The problem is that the only user experience that benefits from this thinking is Mazda’s, because Mazda’s was obviously designed for it. Using a dial to navigate something like CarPlay that was clearly meant to be touched isn’t just annoying or inconvenient — it’s unsafe.
Software made for touch doesn’t have to organise everything in lists. CarPlay’s home screen has app icons laid out in a grid; it also has a persistent vertical sidebar to the left with recent apps. Lists are used only where they make sense, say in a music player like Spotify.
At one point during my time behind the wheel of the Mazda3, I was listening to Apple Music and needed to scroll down from the top of a list to one of the items near the bottom. Halfway through the list was a horizontally arranged bar of recently played albums, like five or six of them. If Mazda just let me touch the dang panel, I would’ve been able to flick past that break, found what I was looking for and tapped it in two seconds. But the dial meant I had to scroll through those albums individually, which made the whole process take much longer.
In another instance I had summoned Siri, and wanted to cancel whatever exchange we were having. There’s an on-screen Cancel or Back button that CarPlay places at the top left of every screen. It’s easy to tap, because it’s always in the same place. In this situation of course I couldn’t do that, so I pressed the car’s physical Back button, near the dial. But CarPlay didn’t recognise it, and I didn’t want to spend 10 seconds spinning a knob to try to figure out how to highlight an item in the corner of the screen, so I just waited until Siri gave up.

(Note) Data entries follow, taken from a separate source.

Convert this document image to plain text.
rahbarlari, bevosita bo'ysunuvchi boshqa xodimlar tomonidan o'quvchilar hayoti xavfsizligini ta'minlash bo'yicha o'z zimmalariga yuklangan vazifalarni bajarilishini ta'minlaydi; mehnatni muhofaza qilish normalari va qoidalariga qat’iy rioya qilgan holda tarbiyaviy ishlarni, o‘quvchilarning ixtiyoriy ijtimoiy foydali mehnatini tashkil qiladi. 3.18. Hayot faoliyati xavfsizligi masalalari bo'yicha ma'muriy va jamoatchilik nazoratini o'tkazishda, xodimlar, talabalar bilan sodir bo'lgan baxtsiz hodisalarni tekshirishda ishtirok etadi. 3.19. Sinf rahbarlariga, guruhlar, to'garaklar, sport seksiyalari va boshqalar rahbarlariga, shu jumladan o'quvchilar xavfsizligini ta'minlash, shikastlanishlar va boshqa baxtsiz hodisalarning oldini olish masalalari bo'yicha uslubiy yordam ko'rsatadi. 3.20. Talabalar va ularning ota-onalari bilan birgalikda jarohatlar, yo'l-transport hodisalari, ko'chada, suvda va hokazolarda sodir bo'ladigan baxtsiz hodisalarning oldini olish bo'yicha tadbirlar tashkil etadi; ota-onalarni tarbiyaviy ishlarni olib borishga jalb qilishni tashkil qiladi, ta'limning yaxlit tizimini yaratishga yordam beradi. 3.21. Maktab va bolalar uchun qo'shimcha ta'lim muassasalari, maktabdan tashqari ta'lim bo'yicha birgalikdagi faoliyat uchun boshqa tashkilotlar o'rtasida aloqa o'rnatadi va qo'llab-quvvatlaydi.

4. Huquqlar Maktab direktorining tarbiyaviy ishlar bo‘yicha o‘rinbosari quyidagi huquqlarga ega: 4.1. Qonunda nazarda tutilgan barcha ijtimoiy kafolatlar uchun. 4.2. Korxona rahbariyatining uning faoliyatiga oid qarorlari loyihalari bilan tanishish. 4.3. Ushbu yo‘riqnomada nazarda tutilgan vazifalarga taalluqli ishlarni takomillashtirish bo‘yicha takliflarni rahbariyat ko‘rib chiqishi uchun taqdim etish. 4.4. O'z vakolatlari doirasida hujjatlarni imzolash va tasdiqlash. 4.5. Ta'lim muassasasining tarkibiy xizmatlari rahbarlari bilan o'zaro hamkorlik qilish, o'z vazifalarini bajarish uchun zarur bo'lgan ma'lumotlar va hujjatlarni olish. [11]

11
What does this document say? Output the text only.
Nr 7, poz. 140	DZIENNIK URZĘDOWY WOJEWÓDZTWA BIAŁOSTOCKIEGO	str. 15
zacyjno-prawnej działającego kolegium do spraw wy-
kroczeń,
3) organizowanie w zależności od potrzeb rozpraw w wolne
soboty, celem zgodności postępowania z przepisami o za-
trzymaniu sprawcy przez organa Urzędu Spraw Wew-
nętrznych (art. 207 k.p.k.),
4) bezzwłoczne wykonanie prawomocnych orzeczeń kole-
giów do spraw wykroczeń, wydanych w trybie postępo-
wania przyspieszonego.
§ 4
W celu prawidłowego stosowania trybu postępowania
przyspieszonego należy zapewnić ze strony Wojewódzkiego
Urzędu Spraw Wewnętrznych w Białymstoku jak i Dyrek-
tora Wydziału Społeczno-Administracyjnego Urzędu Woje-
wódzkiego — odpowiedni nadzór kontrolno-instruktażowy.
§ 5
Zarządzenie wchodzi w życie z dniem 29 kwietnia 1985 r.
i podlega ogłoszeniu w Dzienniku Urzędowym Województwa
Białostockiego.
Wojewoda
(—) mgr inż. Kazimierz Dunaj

These are just two examples. Sure, with enough time I’d get used to these annoyances, as we do with all our cars. That doesn’t change the fact that a dial was simply the wrong tool for these jobs. And even though Mazda isn’t responsible for CarPlay, it still has to play nice with Apple’s platform. CarPlay has to be as easy to use as the software that’s built into the car, because customers are going to use it all the same.
Hell, I’d take a well-designed touchpad, like Acura’s, over Mazda’s system. And “touchpad” is a dangerous word in the Jalopnik Slack — I should know because when I shared that opinion, my colleagues described it as “horrifying” and a “world is flat-level” take. I’d prefer a pad because, much like a touchscreen, it’d allow me to directly pinpoint any screen element with my finger, the only layer of abstraction being that I wouldn’t be touching the screen directly. But, I also wouldn’t have to reach. It’d be the best of both worlds.
This is a problem for which there’s no one-size-fits-all solution, and I know that. Our brains all work a little differently and not every driver will find the same interface intuitive. In fact, redundancy is probably the best approach here; touchscreens are really cheap to make these days, after all. We should all have the ability to cater these experiences to our preferences. I just wish automakers would stop telling me mine are unsafe, when I’m the one forced to take my eyes off the road.